Rick Cotton, the executive director of the Port Authority of New York and New Jersey, made his pitch about the LaGuardia AirTrain to the Long Island Association Friday morning.

“We would welcome your support,” Cotton said, asking the members to “speak up” and back the effort.

The Port Authority has set aside $1.5 billion toward the AirTrain, which would stretch from the airport to Willets Point in Queens, where it would meet the 7 train and the Long Island Rail Road.

In pushing the project, Cotton, who also shared progress reports on the remakes of LaGuardia and Kennedy airports, addressed questions about the AirTrain project, including why the authority decided to use Willets as the connection point, rather than Woodside or other locations west of LaGuardia.

“The problem with going west is you wind up having to build in a much more densely populated area,” Cotton argued, noting that community concerns would be more “intense.”

Cotton, who previously oversaw Gov. Andrew M. Cuomo’s infrastructure plans, recalled the efforts to build Long Island Rail Road’s third track, which originally was going to go through areas that would require the seizing of private property. Eventually, the design and route was changed to avoid that.

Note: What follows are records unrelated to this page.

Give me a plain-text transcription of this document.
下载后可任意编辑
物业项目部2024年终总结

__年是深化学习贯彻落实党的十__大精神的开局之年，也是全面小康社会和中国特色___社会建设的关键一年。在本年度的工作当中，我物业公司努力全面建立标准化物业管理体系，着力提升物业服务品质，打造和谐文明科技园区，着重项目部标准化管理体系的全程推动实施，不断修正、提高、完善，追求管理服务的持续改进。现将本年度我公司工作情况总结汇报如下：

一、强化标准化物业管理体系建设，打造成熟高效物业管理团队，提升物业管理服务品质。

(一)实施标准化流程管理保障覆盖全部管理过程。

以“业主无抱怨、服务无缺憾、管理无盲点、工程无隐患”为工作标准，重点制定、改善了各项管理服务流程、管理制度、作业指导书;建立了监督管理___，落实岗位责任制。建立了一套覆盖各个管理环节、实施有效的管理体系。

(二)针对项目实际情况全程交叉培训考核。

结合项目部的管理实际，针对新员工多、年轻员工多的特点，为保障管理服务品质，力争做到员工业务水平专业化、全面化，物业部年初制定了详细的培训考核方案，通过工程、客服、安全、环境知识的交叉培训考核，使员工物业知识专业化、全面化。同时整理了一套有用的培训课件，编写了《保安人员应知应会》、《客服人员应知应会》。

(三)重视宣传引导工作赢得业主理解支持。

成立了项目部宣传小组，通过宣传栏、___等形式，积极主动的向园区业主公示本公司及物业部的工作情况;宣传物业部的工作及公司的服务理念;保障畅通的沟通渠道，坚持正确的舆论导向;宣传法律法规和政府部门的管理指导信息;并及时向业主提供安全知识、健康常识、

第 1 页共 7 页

“We learned a lot from the third track,” Cotton said.

Cotton was clearly in front of a friendly crowd, as many voiced support of his plans. In an interview after the meeting, as LIA Chief Executive Kevin Law looked on, Cotton said he’s seeking support for the AirTrain “everywhere I go,” and argued that not building the AirTrain would be “irresponsible” and “indefensible.”

And Cotton had Law’s support.

“I absolutely believe it’s critical” to the region, Law said.

And with that, Cotton added another advocate to his list.

Randi F. Marshall

Pencil Point

Tarif Man

Quick Point

Send us your questions

On Monday, the development pair hoping to build at the Nassau Hub meets with Newsday’s editorial board.

Developer Scott Rechler, of RXR Realty, and Brett Yormark, of BSE Global, which manages Nassau Coliseum, will speak to the board about plans to build a mix of housing, retail, hotels, and research and office space on the asphalt that surrounds the Coliseum.

The meeting comes a week before the Nassau County Legislature is slated to vote on whether to allow the developers to move forward with their plans. So far, Rechler and Yormark’s proposals have met with broad community support, but also questions from county lawmakers about whether the construction work would be done entirely by unionized labor, whether the developers would choose to seek tax breaks, and what community improvements and benefits might be provided, among other issues.